Categories > Celebrities > My Chemical Romance

In A World Of 7 Billion, I Am All Alone.

by Cemetery-Girl 0 reviews

Now I’m in a world of 7 billion and once again, like a young child I’m all alone

Category: My Chemical Romance - Rating: PG-13 - Genres: Drama - Characters: Frank Iero,Gerard Way - Published: 2013-07-02 - 590 words - Complete

0Unrated
I never had the best of childhoods with my father and the way he treated me, but I had always had someone there for me; Frank was there for me. But now-a-days Frank was no longer there for me and he hadn’t been since last summer. The sad thing was he’d never be there for me again, it’s a sad story about Frank. He was the first person I ever trusted, first person I’d ever loved, first person I was willing to give everything to but the last person I expect to take his life.

When we were teenagers we used to go down the beach and roll around in the sand, he’d used to tell how the bright light of the moon complimented the porcelain white of my skin tone, how the sun captured the shine not only in each individual strand in my hair but that tiny glimpse of light behind my eyes that not many people could see, infact it was only him who could see it. I used to stare at myself in the mirror for hours, trying to see what he saw but failed every time.

“Gerard, never let them take the light behind your eyes” He used to say to me, then he’d kiss me so sweetly and I’d feel as If I belonged. With him was the only place I felt as I belong and probably will be the only place I ever feel like I belong. He loved me for me, he never judged me for the scars on my body or the extra few pounds I carried around my stomach and hips, in his eyes I was perfect and in my eyes he was perfect also.

Our first time was the most special and perfect moment in the history of my life. He made me feel like no other human had felt before. Skin on skin, sweat on sweat, the friction of our bodies rubbing against each other. The passionate kisses we shared that were so full of love and lust. The pain, the pleasure, the way his body mould perfectly with mine. That was one moment I could never and will never forget.
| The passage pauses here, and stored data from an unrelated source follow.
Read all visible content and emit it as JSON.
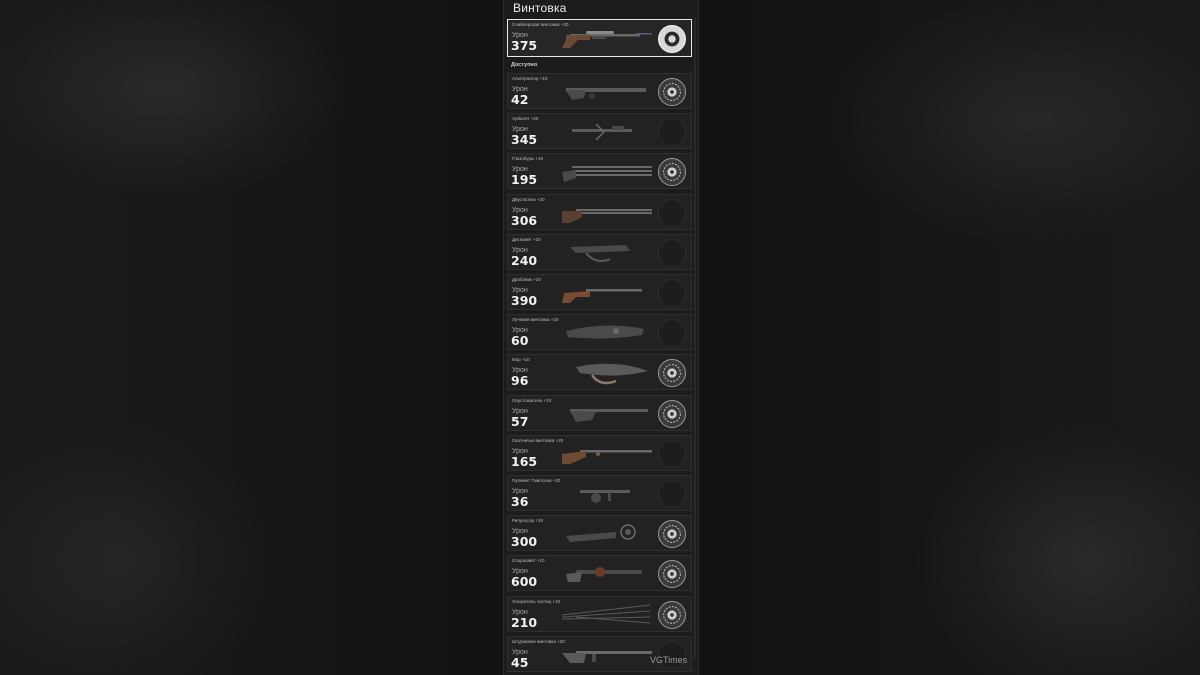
{
  "title": "Винтовка",
  "section_available": "Доступно",
  "damage_label": "Урон",
  "watermark": "VGTimes",
  "selected": {
    "name": "Снайперская винтовка +20",
    "damage": "375",
    "perk": "bright"
  },
  "items": [
    {
      "name": "Альтернатор +10",
      "damage": "42",
      "perk": "filled"
    },
    {
      "name": "Арбалет +20",
      "damage": "345",
      "perk": "empty"
    },
    {
      "name": "Глазобуры +10",
      "damage": "195",
      "perk": "filled"
    },
    {
      "name": "Двустволка +20",
      "damage": "306",
      "perk": "empty"
    },
    {
      "name": "Дискомет +20",
      "damage": "240",
      "perk": "empty"
    },
    {
      "name": "Дробовик +20",
      "damage": "390",
      "perk": "empty"
    },
    {
      "name": "Лучевая винтовка +20",
      "damage": "60",
      "perk": "empty"
    },
    {
      "name": "Мор +10",
      "damage": "96",
      "perk": "filled"
    },
    {
      "name": "Опустошитель +10",
      "damage": "57",
      "perk": "filled"
    },
    {
      "name": "Охотничья винтовка +20",
      "damage": "165",
      "perk": "empty"
    },
    {
      "name": "Пулемет Томпсона +20",
      "damage": "36",
      "perk": "empty"
    },
    {
      "name": "Репульсор +10",
      "damage": "300",
      "perk": "filled"
    },
    {
      "name": "Спорошвет +10",
      "damage": "600",
      "perk": "filled"
    },
    {
      "name": "Ускоритель частиц +10",
      "damage": "210",
      "perk": "filled"
    },
    {
      "name": "Штурмовая винтовка +20",
      "damage": "45",
      "perk": "empty"
    }
  ]
}
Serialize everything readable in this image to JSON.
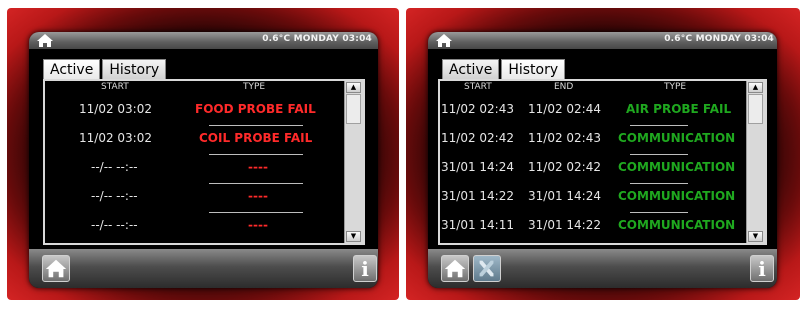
{
  "left": {
    "status": "0.6°C MONDAY 03:04",
    "tabs": [
      "Active",
      "History"
    ],
    "columns": {
      "start": "START",
      "type": "TYPE"
    },
    "rows": [
      {
        "start": "11/02 03:02",
        "type": "FOOD PROBE FAIL"
      },
      {
        "start": "11/02 03:02",
        "type": "COIL PROBE FAIL"
      },
      {
        "start": "--/-- --:--",
        "type": "----"
      },
      {
        "start": "--/-- --:--",
        "type": "----"
      },
      {
        "start": "--/-- --:--",
        "type": "----"
      }
    ],
    "info_label": "i"
  },
  "right": {
    "status": "0.6°C MONDAY 03:04",
    "tabs": [
      "Active",
      "History"
    ],
    "columns": {
      "start": "START",
      "end": "END",
      "type": "TYPE"
    },
    "rows": [
      {
        "start": "11/02 02:43",
        "end": "11/02 02:44",
        "type": "AIR PROBE FAIL"
      },
      {
        "start": "11/02 02:42",
        "end": "11/02 02:43",
        "type": "COMMUNICATION"
      },
      {
        "start": "31/01 14:24",
        "end": "11/02 02:42",
        "type": "COMMUNICATION"
      },
      {
        "start": "31/01 14:22",
        "end": "31/01 14:24",
        "type": "COMMUNICATION"
      },
      {
        "start": "31/01 14:11",
        "end": "31/01 14:22",
        "type": "COMMUNICATION"
      }
    ],
    "info_label": "i"
  },
  "colors": {
    "alarm_red": "#ff2a2a",
    "alarm_green": "#1fa81f",
    "frame_red": "#d42424"
  },
  "icons": [
    "home-icon",
    "wrench-icon",
    "info-icon",
    "scroll-up-icon",
    "scroll-down-icon"
  ]
}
When he ended it, I was asleep in his bed. I remember him leaving the room and he never came back. I remember getting up at 4:57am to be exact and walking into the bathroom to find both of Frank’s wrists slashed wide open and his body slummed against the wall in the shower cubicle. His body was smeared with fresh and dry blood and the shower was still running. I didn’t know what to do, all I knew was I was too late and if only I had come earlier to see what he was doing I could of saved him I could of saved his life. But it’s too late to change things now, I never got a reason to why he never even left a note. His last word to me on the night when my world collapsed around me were “I love you, never let them take the light behind your eyes”.

I do see that tiny bit of light now that Frank saw, if I look deep enough into the reflection that stands right infront of me. I’m not the person I was back then and I never will, not without him. Now I’m in a world of 7 billion and once again, like a young child I’m all alone.